Loyalty to the BBC World Service endures in many parts of the world. Its diminished reach and budget cuts is lamentable.
Younger fans of the Premier League may not know it, but as recently as the early 1990s, the only way to follow English football in the UAE was through BBC radio's World Service. Supporters tuned in to Saturday Special with Paddy Feeny, getting second half commentary and a full rundown of results.
It wasn't only football streaming the airwaves during those days, either. Step into a taxi in Abu Dhabi and you would more than likely have been listening to the World Service's news bulletins in Arabic, Urdu or English. Decades later, listeners here continue to put their trust in the eloquent, insightful analysis of the World Service.

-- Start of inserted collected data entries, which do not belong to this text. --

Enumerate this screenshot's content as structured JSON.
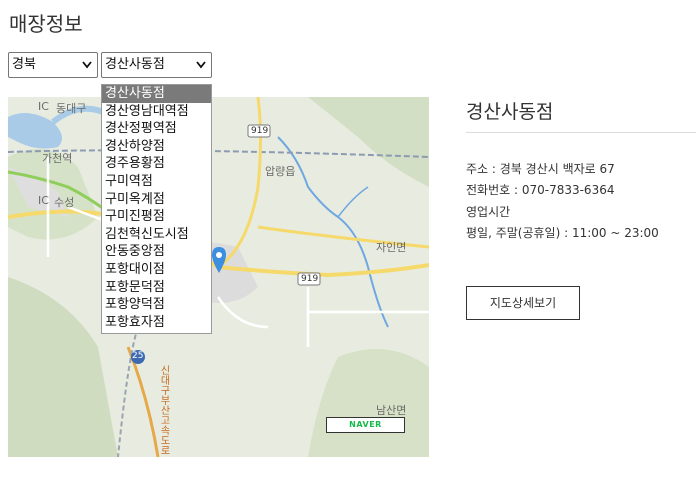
{
  "page": {
    "title": "매장정보"
  },
  "filters": {
    "region": {
      "selected": "경북"
    },
    "store": {
      "selected": "경산사동점",
      "options": [
        "경산사동점",
        "경산영남대역점",
        "경산정평역점",
        "경산하양점",
        "경주용황점",
        "구미역점",
        "구미옥계점",
        "구미진평점",
        "김천혁신도시점",
        "안동중앙점",
        "포항대이점",
        "포항문덕점",
        "포항양덕점",
        "포항효자점"
      ]
    }
  },
  "map": {
    "labels": {
      "dongdaegu": "동대구",
      "gacheon": "가천역",
      "suseong": "수성",
      "apryang": "압량읍",
      "jain": "자인면",
      "namsan": "남산면",
      "r919a": "919",
      "r919b": "919",
      "r25": "25",
      "expressway": "신대구부산고속도로",
      "ic1": "IC",
      "ic2": "IC"
    },
    "brand": "NAVER"
  },
  "store": {
    "name": "경산사동점",
    "address": "주소 : 경북 경산시 백자로 67",
    "phone": "전화번호 : 070-7833-6364",
    "hours_label": "영업시간",
    "hours": "평일, 주말(공휴일) : 11:00 ~ 23:00",
    "detail_button": "지도상세보기"
  },
  "colors": {
    "accent_road": "#f5d96b",
    "marker": "#3d8ee0",
    "brand_green": "#16b94a"
  }
}
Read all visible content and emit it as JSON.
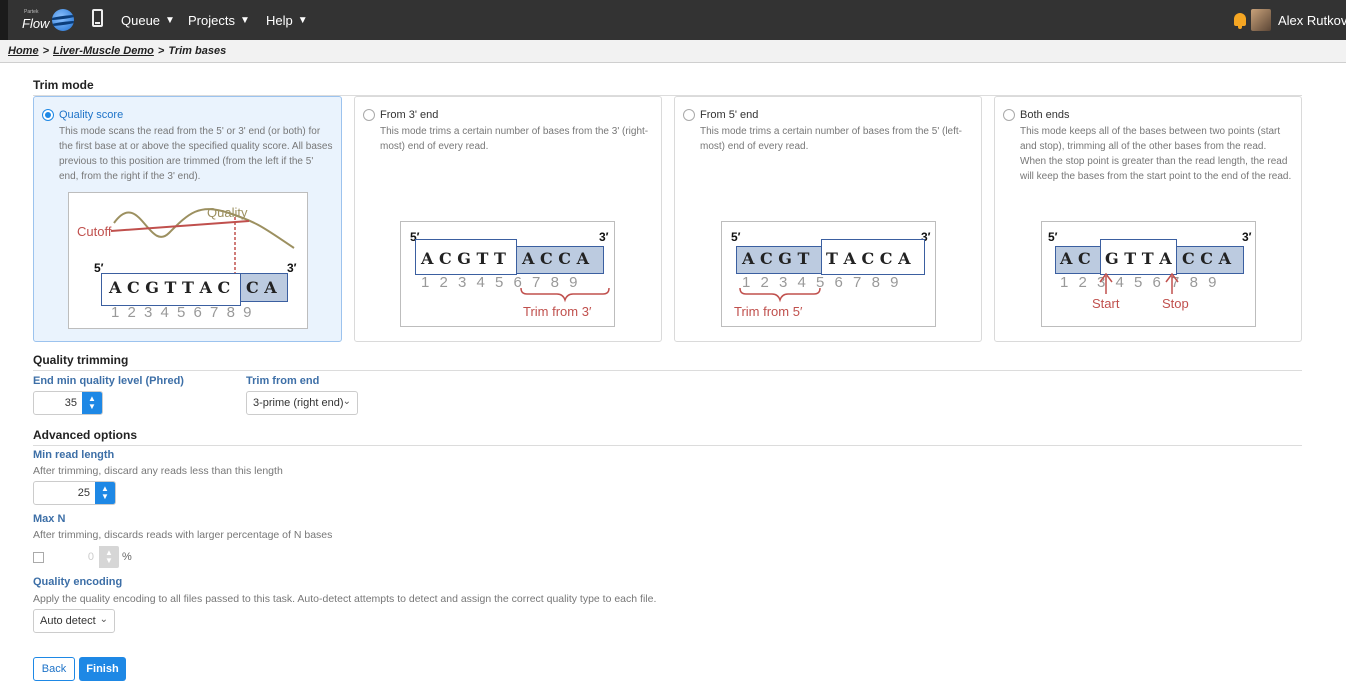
{
  "topbar": {
    "brand_small": "Partek",
    "brand_word": "Flow",
    "nav": [
      {
        "label": "Queue"
      },
      {
        "label": "Projects"
      },
      {
        "label": "Help"
      }
    ],
    "user_name": "Alex Rutkovsky"
  },
  "breadcrumb": {
    "home": "Home",
    "project": "Liver-Muscle Demo",
    "current": "Trim bases",
    "sep": ">"
  },
  "trim_mode": {
    "heading": "Trim mode",
    "cards": [
      {
        "title": "Quality score",
        "selected": true,
        "desc": "This mode scans the read from the 5' or 3' end (or both) for the first base at or above the specified quality score. All bases previous to this position are trimmed (from the left if the 5' end, from the right if the 3' end).",
        "diagram": {
          "quality_label": "Quality",
          "cutoff_label": "Cutoff",
          "five": "5′",
          "three": "3′",
          "letters_kept": "A C G T T A C",
          "letters_trimmed": "C A",
          "numbers": "1 2 3 4 5 6 7 8 9"
        }
      },
      {
        "title": "From 3' end",
        "selected": false,
        "desc": "This mode trims a certain number of bases from the 3' (right-most) end of every read.",
        "diagram": {
          "five": "5′",
          "three": "3′",
          "letters_kept": "A C G T T",
          "letters_trimmed": "A C C A",
          "numbers": "1 2 3 4 5 6 7 8 9",
          "trim_label": "Trim from 3′"
        }
      },
      {
        "title": "From 5' end",
        "selected": false,
        "desc": "This mode trims a certain number of bases from the 5' (left-most) end of every read.",
        "diagram": {
          "five": "5′",
          "three": "3′",
          "letters_trimmed": "A C G T",
          "letters_kept": "T A C C A",
          "numbers": "1 2 3 4 5 6 7 8 9",
          "trim_label": "Trim from 5′"
        }
      },
      {
        "title": "Both ends",
        "selected": false,
        "desc": "This mode keeps all of the bases between two points (start and stop), trimming all of the other bases from the read. When the stop point is greater than the read length, the read will keep the bases from the start point to the end of the read.",
        "diagram": {
          "five": "5′",
          "three": "3′",
          "letters_left": "A C",
          "letters_kept": "G T T A",
          "letters_right": "C C A",
          "numbers": "1 2 3 4 5 6 7 8 9",
          "start_label": "Start",
          "stop_label": "Stop"
        }
      }
    ]
  },
  "quality_trimming": {
    "heading": "Quality trimming",
    "min_quality_label": "End min quality level (Phred)",
    "min_quality_value": "35",
    "trim_from_end_label": "Trim from end",
    "trim_from_end_value": "3-prime (right end)"
  },
  "advanced": {
    "heading": "Advanced options",
    "min_read_length_label": "Min read length",
    "min_read_length_help": "After trimming, discard any reads less than this length",
    "min_read_length_value": "25",
    "max_n_label": "Max N",
    "max_n_help": "After trimming, discards reads with larger percentage of N bases",
    "max_n_value": "0",
    "max_n_unit": "%",
    "quality_encoding_label": "Quality encoding",
    "quality_encoding_help": "Apply the quality encoding to all files passed to this task. Auto-detect attempts to detect and assign the correct quality type to each file.",
    "quality_encoding_value": "Auto detect"
  },
  "buttons": {
    "back": "Back",
    "finish": "Finish"
  },
  "icons": {
    "chevron": "chevron-down-icon",
    "spinner_up": "chevron-up-icon",
    "spinner_down": "chevron-down-icon"
  },
  "colors": {
    "accent": "#1e88e5",
    "topbar": "#333333",
    "trimmed_shade": "#bccbe0",
    "trim_red": "#c0504d",
    "quality_curve": "#9c9060"
  }
}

Which makes this week's announcement that the budget for the service is being cut all the more disappointing. Thirty million listeners around the world will be affected. While the Middle East is not among those slated for a trim, World Service broadcasts to western Europe, Russia, Turkey, India and China are. By axing 650 jobs the BBC aims to save £46m a year (Dhs270 million), or roughly 20 per cent of its annual budget. Other shortwave broadcasts in popular languages like Hindi, Mandarin and Swahili will also come to an end.
Television and the proliferation of the internet mean that fewer people listen to the radio these days. Loyalty to the World Service endures, however, in many parts of the world. Its diminished reach is lamentable.